I have been looking into this type of system with a colleague for a few years now. We have been working on a concept of an attention based email network which is essentially a way to map our natural limited attention to the digital world.
This type of system requires a mindset that involves multiple parties, not just the receiver, so it becomes a non-trival exercise when considering the attention of multiple parties using multiple email systems.
In a practical sense, we looked at adding a multi party reputation system to the email standard which would involve adding meta data to emails to indicate the "trust" level between the recipients. There are clearly quite a number of technical challenges for this type of system. Fastmail seems to be doing some interesting work in this space.
This looks interesting.
How does it handle spoofed email addresses?
A feature I'd like along with this (although I realise this breaks the paradigm of only accepting email you actively want) would be to let unwanted people email me provided they completed a certain amount of mechanical Turk effort up to a suitable standard (ie you'd have a handful of known good values interspersed and see that they gave the expected scores). For some it could be a direct earner of a very modest but for me it would be directly useful for various ML projects.
If you had a really inflated self image, you could have those you really didn't like get a higher target (whether that was communicated would be a interesting point)
It doesn't, however it's less of a security related thing than a sorting filter. I haven't received a spoofed email in a while so the need is not as high.
Re: your mechanical turk idea, my email provider actually has something like that: https://documentation.cpanel.net/display/1144Docs/BoxTrapper - however there are so many use-cases where I think this would block some email I actually want (like my kid's school, my MD, ...) that I never dared doing it.
You can't really spoof from addresses anymore. I mean, you can, but no email provider will accept it. See SPF, DKIM, etc. That part of why sorting based on sender is such a good idea.
It reclassifies email afterwards, you just have to move it the same way you would for the original classification.

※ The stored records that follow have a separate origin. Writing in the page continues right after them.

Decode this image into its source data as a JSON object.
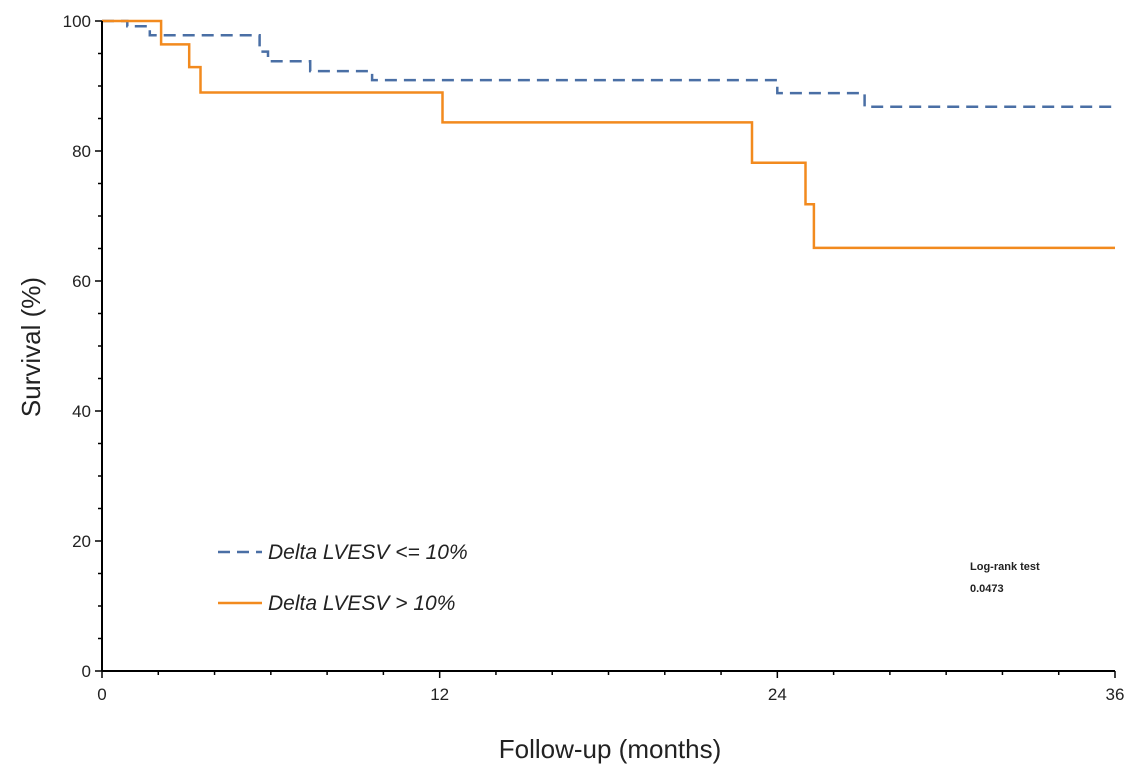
{
  "chart_data": {
    "type": "line",
    "subtype": "kaplan-meier step plot",
    "title": "",
    "xlabel": "Follow-up (months)",
    "ylabel": "Survival (%)",
    "xlim": [
      0,
      36
    ],
    "ylim": [
      0,
      100
    ],
    "x_ticks": [
      0,
      12,
      24,
      36
    ],
    "x_tick_labels": [
      "0",
      "12",
      "24",
      "36"
    ],
    "y_ticks": [
      0,
      20,
      40,
      60,
      80,
      100
    ],
    "y_tick_labels": [
      "0",
      "20",
      "40",
      "60",
      "80",
      "100"
    ],
    "y_minor_tick_step": 5,
    "x_minor_tick_step": 2,
    "grid": false,
    "legend_position": "bottom-left",
    "series": [
      {
        "name": "Delta LVESV <= 10%",
        "color": "#4a6fa5",
        "line_style": "dashed",
        "points": [
          [
            0,
            100
          ],
          [
            0.9,
            100
          ],
          [
            0.9,
            99.2
          ],
          [
            1.7,
            99.2
          ],
          [
            1.7,
            97.8
          ],
          [
            5.6,
            97.8
          ],
          [
            5.6,
            95.3
          ],
          [
            5.9,
            95.3
          ],
          [
            5.9,
            93.8
          ],
          [
            7.4,
            93.8
          ],
          [
            7.4,
            92.3
          ],
          [
            9.6,
            92.3
          ],
          [
            9.6,
            90.9
          ],
          [
            24.0,
            90.9
          ],
          [
            24.0,
            88.9
          ],
          [
            27.1,
            88.9
          ],
          [
            27.1,
            86.8
          ],
          [
            36,
            86.8
          ]
        ]
      },
      {
        "name": "Delta LVESV > 10%",
        "color": "#f28a1e",
        "line_style": "solid",
        "points": [
          [
            0,
            100
          ],
          [
            2.1,
            100
          ],
          [
            2.1,
            96.4
          ],
          [
            3.1,
            96.4
          ],
          [
            3.1,
            92.9
          ],
          [
            3.5,
            92.9
          ],
          [
            3.5,
            89.0
          ],
          [
            12.1,
            89.0
          ],
          [
            12.1,
            84.4
          ],
          [
            23.1,
            84.4
          ],
          [
            23.1,
            78.2
          ],
          [
            25.0,
            78.2
          ],
          [
            25.0,
            71.8
          ],
          [
            25.3,
            71.8
          ],
          [
            25.3,
            65.1
          ],
          [
            36,
            65.1
          ]
        ]
      }
    ],
    "annotations": [
      "Log-rank test",
      "0.0473"
    ]
  }
}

It also moves all email from that sender that has been classified previously as well ; although it will not move the mail in folders for which you use a "screening folder" (i.e. if you use an intermediary folder used only to tell Screenr where to classify email) by design. The reason is that I wanted to be able to allow a behavior where mail gets classified as a best guess, but you can move email manually if need be. The best example is the "papertrail" folder I'm using: it receives all the order confirmation, invoices and such automatically, but sometimes I'm also putting similar emails my wife is forwarding me ; but I don't want screenr to classify her as papertrail - so I use a "Classify in papertrail" folder which is only used for me to tell the tool where it should land.

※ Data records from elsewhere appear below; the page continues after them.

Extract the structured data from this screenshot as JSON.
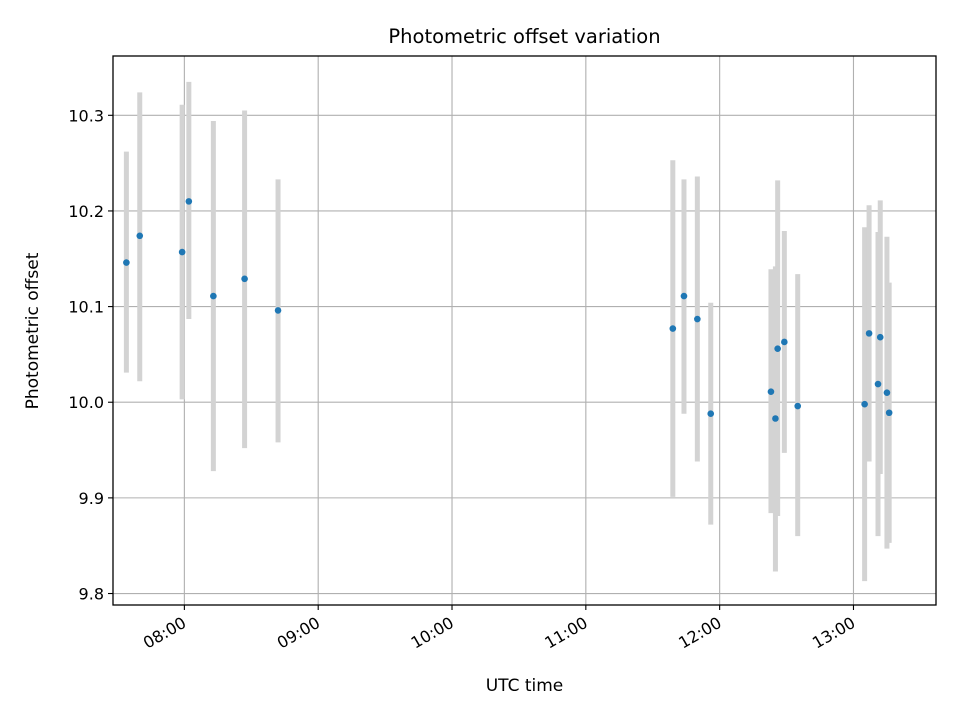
{
  "chart_data": {
    "type": "scatter",
    "title": "Photometric offset variation",
    "xlabel": "UTC time",
    "ylabel": "Photometric offset",
    "x_is_time": true,
    "xlim": [
      "07:28",
      "13:37"
    ],
    "ylim": [
      9.788,
      10.362
    ],
    "x_ticks": [
      "08:00",
      "09:00",
      "10:00",
      "11:00",
      "12:00",
      "13:00"
    ],
    "y_ticks": [
      "9.8",
      "9.9",
      "10.0",
      "10.1",
      "10.2",
      "10.3"
    ],
    "grid": true,
    "marker_color": "#1f77b4",
    "errorbar_color": "#d3d3d3",
    "series": [
      {
        "points": [
          {
            "x": "07:34",
            "y": 10.146,
            "low": 10.031,
            "high": 10.262
          },
          {
            "x": "07:40",
            "y": 10.174,
            "low": 10.022,
            "high": 10.324
          },
          {
            "x": "07:59",
            "y": 10.157,
            "low": 10.003,
            "high": 10.311
          },
          {
            "x": "08:02",
            "y": 10.21,
            "low": 10.087,
            "high": 10.335
          },
          {
            "x": "08:13",
            "y": 10.111,
            "low": 9.928,
            "high": 10.294
          },
          {
            "x": "08:27",
            "y": 10.129,
            "low": 9.952,
            "high": 10.305
          },
          {
            "x": "08:42",
            "y": 10.096,
            "low": 9.958,
            "high": 10.233
          },
          {
            "x": "11:39",
            "y": 10.077,
            "low": 9.901,
            "high": 10.253
          },
          {
            "x": "11:44",
            "y": 10.111,
            "low": 9.988,
            "high": 10.233
          },
          {
            "x": "11:50",
            "y": 10.087,
            "low": 9.938,
            "high": 10.236
          },
          {
            "x": "11:56",
            "y": 9.988,
            "low": 9.872,
            "high": 10.104
          },
          {
            "x": "12:23",
            "y": 10.011,
            "low": 9.884,
            "high": 10.139
          },
          {
            "x": "12:25",
            "y": 9.983,
            "low": 9.823,
            "high": 10.142
          },
          {
            "x": "12:26",
            "y": 10.056,
            "low": 9.881,
            "high": 10.232
          },
          {
            "x": "12:29",
            "y": 10.063,
            "low": 9.947,
            "high": 10.179
          },
          {
            "x": "12:35",
            "y": 9.996,
            "low": 9.86,
            "high": 10.134
          },
          {
            "x": "13:05",
            "y": 9.998,
            "low": 9.813,
            "high": 10.183
          },
          {
            "x": "13:07",
            "y": 10.072,
            "low": 9.938,
            "high": 10.206
          },
          {
            "x": "13:11",
            "y": 10.019,
            "low": 9.86,
            "high": 10.178
          },
          {
            "x": "13:12",
            "y": 10.068,
            "low": 9.925,
            "high": 10.211
          },
          {
            "x": "13:15",
            "y": 10.01,
            "low": 9.847,
            "high": 10.173
          },
          {
            "x": "13:16",
            "y": 9.989,
            "low": 9.853,
            "high": 10.125
          }
        ]
      }
    ]
  }
}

As in replicate the behaviour? I think you can get close but setting the filters is cumbersome. Gmail exposes imap i believe, so it should work right out
A few things I've done: use it to ignore my email except for a small number of senders while I'm working, viewing only starred messages the majority of the day, and copying email threads as html documents inside a project folder. There's something nice about being able to look at an "email inbox" that's a plain html page with six messages.